Air Tahiti Nui 787 Dreamliner Diverts To Manchester En Route To LA

Manchester Airport had a surprise visitor on Tuesday when an Air Tahiti Nui Boeing 787-9 Dreamliner dropped in en route to Los Angeles. Before turning towards the airport, the aircraft had issued a 7700 squawk code – indicating an onboard emergency.

An Air Tahiti Nui Dreamliner diverted to Manchester on Tuesday. Photo: Air Tahiti Nui

Air Tahiti Nui flight changes course over Yorkshire

According to data published on RadarBox.com, the Dreamliner (registered as F-OVAA) departed Charles de Gaulle Airport in Paris just before lunchtime on Tuesday bound for Los Angeles. The aircraft was operating TN7, Air Tahiti Nui’s regularly scheduled service from Paris to Papeete via Los Angeles.

The jet began its flight normally, ascending to 36,000 feet, crossing the English Channel and tracking northwest towards Sheffield. Around 45 minutes into the flight, while overflying the city, the aircraft abruptly changed to a westerly tracking, flew over Manchester, crossed the coastline near Formby, and headed out over the Irish Sea.

Out over water, the Dreamliner performed a wide 180-degree turn and headed back towards the English coastline, passing over Prestatyn at an altitude of approximately 10,000 feet. Just south of Northwich, the flight turned northeast and headed into Manchester Airport. The flight touched down safely around 12:45.

There are unconfirmed reports an onboard medical emergency caused the diversion. Simple Flying has approached Manchester Airport to confirm this but has not received a response before our publication deadline.

Air Tahiti Nui Dreamliner Diversion
Source: RadarBox.com

A small airline makes a big impact

Air Tahiti Nui only recently resumed its flagship service linking Papeete and Paris. The airline operates four return services a week after first suspending flights in mid-2020. It’s a long flight, typically taking around eight hours to complete the Papeete – Los Angeles sector and 11 hours to fly the Los Angeles – Paris leg.

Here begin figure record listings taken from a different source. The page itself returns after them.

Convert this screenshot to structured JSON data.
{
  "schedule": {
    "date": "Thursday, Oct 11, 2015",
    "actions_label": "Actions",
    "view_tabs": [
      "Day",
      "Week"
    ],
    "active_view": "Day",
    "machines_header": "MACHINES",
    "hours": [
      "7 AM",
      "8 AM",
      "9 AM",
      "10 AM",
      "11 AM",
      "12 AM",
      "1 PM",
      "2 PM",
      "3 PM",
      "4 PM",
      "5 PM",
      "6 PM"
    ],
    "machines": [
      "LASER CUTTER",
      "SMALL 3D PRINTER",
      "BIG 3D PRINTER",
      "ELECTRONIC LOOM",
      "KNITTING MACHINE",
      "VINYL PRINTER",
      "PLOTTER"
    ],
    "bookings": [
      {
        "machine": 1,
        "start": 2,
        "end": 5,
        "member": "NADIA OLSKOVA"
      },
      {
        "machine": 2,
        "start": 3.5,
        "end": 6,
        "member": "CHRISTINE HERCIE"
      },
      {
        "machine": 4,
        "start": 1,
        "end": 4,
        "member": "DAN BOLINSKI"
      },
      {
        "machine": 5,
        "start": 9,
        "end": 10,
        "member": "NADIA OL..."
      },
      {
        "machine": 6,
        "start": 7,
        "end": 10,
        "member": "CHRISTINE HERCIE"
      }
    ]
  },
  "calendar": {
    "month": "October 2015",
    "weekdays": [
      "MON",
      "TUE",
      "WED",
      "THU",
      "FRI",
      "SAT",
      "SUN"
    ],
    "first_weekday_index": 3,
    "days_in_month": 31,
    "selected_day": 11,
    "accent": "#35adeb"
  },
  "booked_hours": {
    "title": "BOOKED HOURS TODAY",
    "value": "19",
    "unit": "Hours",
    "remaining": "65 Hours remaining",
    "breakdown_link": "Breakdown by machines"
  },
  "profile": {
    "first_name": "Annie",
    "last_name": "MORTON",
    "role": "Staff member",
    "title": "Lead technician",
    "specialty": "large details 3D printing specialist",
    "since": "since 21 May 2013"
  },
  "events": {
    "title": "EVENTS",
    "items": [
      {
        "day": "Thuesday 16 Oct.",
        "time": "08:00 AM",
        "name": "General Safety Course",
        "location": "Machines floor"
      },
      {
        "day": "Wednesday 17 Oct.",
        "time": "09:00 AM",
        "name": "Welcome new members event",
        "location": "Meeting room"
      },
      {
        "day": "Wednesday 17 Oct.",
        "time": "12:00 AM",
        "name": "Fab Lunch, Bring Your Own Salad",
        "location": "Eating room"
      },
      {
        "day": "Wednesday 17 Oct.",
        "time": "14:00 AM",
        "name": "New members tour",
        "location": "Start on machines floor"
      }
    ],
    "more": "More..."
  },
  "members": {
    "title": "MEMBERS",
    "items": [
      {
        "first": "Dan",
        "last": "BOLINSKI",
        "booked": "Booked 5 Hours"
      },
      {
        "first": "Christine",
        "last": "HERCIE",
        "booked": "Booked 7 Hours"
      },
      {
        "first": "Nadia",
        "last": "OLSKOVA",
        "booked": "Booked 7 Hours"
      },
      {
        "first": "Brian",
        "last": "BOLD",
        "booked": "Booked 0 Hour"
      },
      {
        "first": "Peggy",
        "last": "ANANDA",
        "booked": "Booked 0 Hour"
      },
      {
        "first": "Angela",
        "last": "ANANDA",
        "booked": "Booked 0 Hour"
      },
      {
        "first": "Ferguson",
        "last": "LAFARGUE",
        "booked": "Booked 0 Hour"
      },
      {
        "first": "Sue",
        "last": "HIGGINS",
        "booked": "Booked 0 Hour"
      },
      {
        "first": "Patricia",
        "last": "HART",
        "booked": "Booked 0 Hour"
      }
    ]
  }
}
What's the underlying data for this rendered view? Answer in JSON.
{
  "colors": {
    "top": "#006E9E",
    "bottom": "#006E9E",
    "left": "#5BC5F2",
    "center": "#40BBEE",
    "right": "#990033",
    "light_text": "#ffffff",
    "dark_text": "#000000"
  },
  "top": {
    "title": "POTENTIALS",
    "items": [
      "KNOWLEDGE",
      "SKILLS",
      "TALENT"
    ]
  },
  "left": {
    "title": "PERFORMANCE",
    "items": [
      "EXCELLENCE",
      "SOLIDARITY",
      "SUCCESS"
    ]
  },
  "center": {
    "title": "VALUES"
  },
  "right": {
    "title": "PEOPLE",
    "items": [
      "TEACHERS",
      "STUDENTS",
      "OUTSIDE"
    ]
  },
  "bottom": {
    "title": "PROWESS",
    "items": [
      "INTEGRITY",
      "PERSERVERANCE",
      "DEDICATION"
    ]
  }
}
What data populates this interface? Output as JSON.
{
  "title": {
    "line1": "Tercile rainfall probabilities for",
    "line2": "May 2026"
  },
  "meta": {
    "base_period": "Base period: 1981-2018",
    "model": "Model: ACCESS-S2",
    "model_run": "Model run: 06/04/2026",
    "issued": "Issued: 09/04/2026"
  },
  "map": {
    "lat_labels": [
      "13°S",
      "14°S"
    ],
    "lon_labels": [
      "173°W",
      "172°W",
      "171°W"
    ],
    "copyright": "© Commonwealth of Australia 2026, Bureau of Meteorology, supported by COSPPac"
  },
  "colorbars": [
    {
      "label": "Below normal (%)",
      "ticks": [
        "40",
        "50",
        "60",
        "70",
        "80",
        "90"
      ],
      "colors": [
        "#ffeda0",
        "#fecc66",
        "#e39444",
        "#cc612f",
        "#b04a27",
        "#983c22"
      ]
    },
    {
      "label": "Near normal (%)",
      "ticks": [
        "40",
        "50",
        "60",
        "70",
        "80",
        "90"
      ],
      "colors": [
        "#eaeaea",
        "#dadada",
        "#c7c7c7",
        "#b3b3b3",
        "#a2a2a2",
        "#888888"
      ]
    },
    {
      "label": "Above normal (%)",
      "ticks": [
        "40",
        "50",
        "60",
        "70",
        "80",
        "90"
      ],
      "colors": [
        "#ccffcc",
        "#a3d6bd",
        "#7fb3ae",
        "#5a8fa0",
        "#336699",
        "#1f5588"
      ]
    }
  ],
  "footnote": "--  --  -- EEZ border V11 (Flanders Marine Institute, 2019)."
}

Last year, the small airline made a big splash when it operated a Papeete – Paris flight in one hop. That flight covered 9,764 miles (15,715 kilometers) in 15 hours and 45 minutes and was then tagged the world’s longest domestic flight.

F-OVAA did not operate that flight. Instead, the task was left to sibling Dreamliner F-OTOA. Air Tahiti Nui operates four Boeing 787-9 Dreamliners. Those four planes represent the airline’s entire overall fleet. The Dreamliners replaced Air Tahiti Nui’s Airbus A340-300 aircraft.

The first of the four Dreamliners landed in Papeete in 2018. A further three arrived in 2019. The new planes were a big deal at Air Tahiti Nui, offering the airline significant operational efficiencies and passengers a superior inflight experience compared to the previous generation A340s.

Air Tahiti Nui Dreamliner Diversion
Air Tahiti Nui has four Boeing 787-9 Dreamliners, receiving its first in 2018. Photo: Air Tahiti Nui

Air Tahiti Nui Dreamliners keep busy on the Papeete – Paris run

These days, the four Dreamliners almost exclusively fly the Papeete – Los Angeles – Paris route, with the occasional foray to Auckland. Usually, the airline also flies between Papeete and Tokyo, but those flights remain paused.

Earlier this year, Air Tahiti Nui won a New Zealand Government contract to operate Dreamliner freight services to the country once a week. Auckland is normally a key hub for passengers and freight heading to and from Papeete. While border restrictions mean next to no passengers are flying this route, Air Tahiti Nui’s Dreamliner flights are getting critical and time-sensitive freight through.

At the time of writing, F-OVAA remained on the ground in Manchester.